Выбрать главу

Далее государь говорил еще о торфяном ее отоплении и прибавил, что запах от него заносится даже в Караванную; хвалил мысль мою иметь во внутренних лестницах деревянные ступени, потому что, в случае пожара, их можно тотчас отломать, а железные так накаляются, что становятся хуже деревянных; рассуждал, тоже с похвалою, о произведенном нами перемещении всех печей в подвалы, о вновь устроенных вертящихся витринах и проч.; словом, изъяснялся обо всех сделанных у нас улучшениях, как бы сам их осматривал, очевидно по рассказам его сыновей. Но когда я упомянул, что во всем этом гораздо более заслуги со стороны моего помощника князя Одоевского с архитектором Собольщиковым, которыми все главное сделано во время заграничной моей поездки, то он замял мои слова и, как бы не расслышав их, переменил предмет разговора. Было также говорено об известной московской коллекции старопечатных книг Карабанова, именно около этого времени перешедшей, после смерти ее владельца, в руки правительства, и об еще более известном московском же «Древлехранилище» Погодина, о котором в особенности цесаревна отзывалась с чрезвычайным уважением.

— Уполномочиваю тебя, — сказал мне государь, — если Погодин расположится продать свое собрание, при жизни или после смерти, войти с ним в условия для его приобретения в казну. Всегда желательнее, для самого сбережения таких коллекций, чтобы они оставались в руках правительства, а не частных людей[261].
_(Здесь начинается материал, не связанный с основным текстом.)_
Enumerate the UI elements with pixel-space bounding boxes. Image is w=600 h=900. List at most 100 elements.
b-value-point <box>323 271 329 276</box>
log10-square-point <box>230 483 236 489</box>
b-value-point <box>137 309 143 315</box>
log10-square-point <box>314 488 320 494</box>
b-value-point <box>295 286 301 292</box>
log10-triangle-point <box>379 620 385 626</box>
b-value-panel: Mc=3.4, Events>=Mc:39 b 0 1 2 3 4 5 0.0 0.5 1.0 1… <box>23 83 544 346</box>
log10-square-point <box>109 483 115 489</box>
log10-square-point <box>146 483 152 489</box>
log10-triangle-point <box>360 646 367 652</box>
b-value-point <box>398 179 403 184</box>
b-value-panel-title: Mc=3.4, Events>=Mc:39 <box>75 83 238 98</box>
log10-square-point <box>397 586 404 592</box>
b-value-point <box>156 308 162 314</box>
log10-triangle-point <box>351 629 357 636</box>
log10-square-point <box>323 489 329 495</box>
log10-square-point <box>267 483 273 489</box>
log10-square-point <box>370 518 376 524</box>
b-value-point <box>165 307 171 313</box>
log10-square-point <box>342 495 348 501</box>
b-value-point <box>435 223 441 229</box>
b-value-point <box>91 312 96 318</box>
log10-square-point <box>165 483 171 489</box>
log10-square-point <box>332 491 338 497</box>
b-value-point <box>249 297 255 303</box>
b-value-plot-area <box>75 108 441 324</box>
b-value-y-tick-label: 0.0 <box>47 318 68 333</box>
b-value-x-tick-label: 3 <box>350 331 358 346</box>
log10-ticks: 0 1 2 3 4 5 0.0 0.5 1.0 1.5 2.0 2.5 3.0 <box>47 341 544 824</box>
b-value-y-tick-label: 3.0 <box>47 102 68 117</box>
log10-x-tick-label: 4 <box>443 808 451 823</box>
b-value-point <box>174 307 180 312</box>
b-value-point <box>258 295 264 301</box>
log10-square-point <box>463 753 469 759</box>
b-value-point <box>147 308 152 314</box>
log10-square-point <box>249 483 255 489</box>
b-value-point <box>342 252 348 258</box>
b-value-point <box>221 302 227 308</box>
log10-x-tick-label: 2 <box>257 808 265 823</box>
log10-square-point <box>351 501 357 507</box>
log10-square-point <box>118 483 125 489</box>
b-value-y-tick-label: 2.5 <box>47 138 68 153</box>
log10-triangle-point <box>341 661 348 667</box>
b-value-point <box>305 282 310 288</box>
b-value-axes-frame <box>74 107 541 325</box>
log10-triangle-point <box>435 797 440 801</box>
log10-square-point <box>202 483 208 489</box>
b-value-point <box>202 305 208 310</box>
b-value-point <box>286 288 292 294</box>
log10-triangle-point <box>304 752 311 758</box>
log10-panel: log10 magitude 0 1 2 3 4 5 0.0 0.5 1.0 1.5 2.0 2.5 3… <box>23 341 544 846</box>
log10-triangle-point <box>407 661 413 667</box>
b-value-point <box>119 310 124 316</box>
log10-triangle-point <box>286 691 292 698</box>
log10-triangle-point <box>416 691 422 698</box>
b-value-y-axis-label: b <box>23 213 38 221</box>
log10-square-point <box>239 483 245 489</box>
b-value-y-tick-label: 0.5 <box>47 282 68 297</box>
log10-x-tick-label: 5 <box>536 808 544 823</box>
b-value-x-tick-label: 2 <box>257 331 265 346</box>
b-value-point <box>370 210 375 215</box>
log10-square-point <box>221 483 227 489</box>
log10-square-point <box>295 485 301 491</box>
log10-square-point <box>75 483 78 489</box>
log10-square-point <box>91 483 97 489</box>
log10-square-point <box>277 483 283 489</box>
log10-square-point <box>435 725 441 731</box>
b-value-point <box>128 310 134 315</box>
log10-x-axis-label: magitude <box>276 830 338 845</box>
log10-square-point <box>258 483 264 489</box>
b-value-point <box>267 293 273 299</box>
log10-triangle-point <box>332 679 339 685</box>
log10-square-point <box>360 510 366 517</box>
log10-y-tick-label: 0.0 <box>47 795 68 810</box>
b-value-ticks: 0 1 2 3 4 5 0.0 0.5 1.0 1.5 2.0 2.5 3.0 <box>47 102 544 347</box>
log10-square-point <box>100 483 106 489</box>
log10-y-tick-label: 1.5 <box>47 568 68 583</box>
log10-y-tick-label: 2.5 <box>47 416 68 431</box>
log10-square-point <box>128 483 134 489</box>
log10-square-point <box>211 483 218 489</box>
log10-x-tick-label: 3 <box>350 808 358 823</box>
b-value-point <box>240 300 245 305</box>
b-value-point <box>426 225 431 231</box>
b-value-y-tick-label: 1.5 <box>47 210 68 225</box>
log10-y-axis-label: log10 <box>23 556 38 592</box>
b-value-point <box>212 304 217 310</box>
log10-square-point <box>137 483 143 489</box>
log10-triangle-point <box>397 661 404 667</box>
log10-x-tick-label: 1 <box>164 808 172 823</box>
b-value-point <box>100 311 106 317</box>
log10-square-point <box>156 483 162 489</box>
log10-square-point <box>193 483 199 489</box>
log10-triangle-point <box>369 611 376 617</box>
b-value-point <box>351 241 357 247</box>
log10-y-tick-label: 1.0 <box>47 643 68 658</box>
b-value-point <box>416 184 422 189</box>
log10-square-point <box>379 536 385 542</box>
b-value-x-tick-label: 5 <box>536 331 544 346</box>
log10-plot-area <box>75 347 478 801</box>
— И однако, — заметила цесаревна, — если бы частный человек не подумал собрать и подобрать эти редкости, они были бы потеряны для науки.

— Это верно, — отвечал государь, — но какова обыкновенно участь этих коллекций? После смерти того, кто собрал их с большими расходами, невежественные или алчные наследники стараются во что бы то ни стало от них отделаться и кончают тем, что коллекция умаляется, если худшее не случается, как со знаменитою коллекциею графа Пушкина, сгоревшей в 1812 году.

Я благодарил за великолепный портрет императрицы Екатерины II работы современного ей художника Левицкого, присланный библиотеке в подарок от государя, и сказал, что он поставлен в Ларинской зале, где производит бесподобный эффект, составляя, однако ж, маленький анахронизм, потому что и Ларинская зала и вся эта часть библиотеки построена при нынешнем государе, которого портрет находится в отделении рукописей.

— Этому легко пособить, — возразил, усмехнувшись, государь, — мою рожу выкинуть, а на ее место поставить портрет Екатерины.

— Позвольте протестовать против этого, государь, — отвечал я, — ваш портрет стоит между знаменитыми трофеями ваших побед: рукописями Ахалцихскими, Ардебильскими и проч. и не может тут никому уступить своего места!

Из числа разговоров, не относившихся до библиотеки, интереснейшие за этим обедом были следующие:

1) Государь спросил у императрицы:

— Прочла ты уже письмо Фрица? Он дошел до того, что говорит, будто до конца будущего года Луи-Наполеон сделается нашим товарищем. Я позволю себе сомневаться в этом. Пусть он сделается чем он хочет, самим великим Муфтием, если это ему нравится, но что касается до титула императора или короля, я не думаю, чтобы он был настолько неосторожен, чтобы посягал на него… Я еще заметил одну вещь в письме Фрица: он утверждает, что Луи-Наполеон, чрез свое поведение, был причиною смерти своей матери; но я никогда не слышал об этом. — И государь обратился с вопросом о том к графу Палену как долго находившемуся нашим посланником в Париже; но и тот отвечал, что никогда ничего подобного не слыхивал[262].

2) Была речь о замене в Англии министерства Пальмерстона министерством Гренвилля; но государь, несмотря на известное его нерасположение к первому, не выразил тут никакого мнения и сделал только Палену несколько вопросов о прежней карьере Гренвилля.

вернуться

261

После многих переговоров собрание Погодина было куплено осенью 1852 года, за 150 тыс. руб. серебром.

вернуться

262

Здесь — одна очень примечательная вещь. На другой день, встретясь с графом Бенкендорфом (племянником шефа жандармов и наследником его графского титула), приехавшим сюда из Берлина, где он состоял в то время военным нашим агентом и, вместе, домашним, так сказать, посредником между обоими царственными домами, я рассказал ему об этом разговоре. «Как, — сказал он, — никто не заметил, что король прусский в своем письме нисколько не думал о настоящей матери Луи-Наполеона и что он выражался иносказательно, желая сказать, что президент республики, будучи ее сыном, нарушил и ограничил конституцию». Действительно, это никому не пришло на мысль.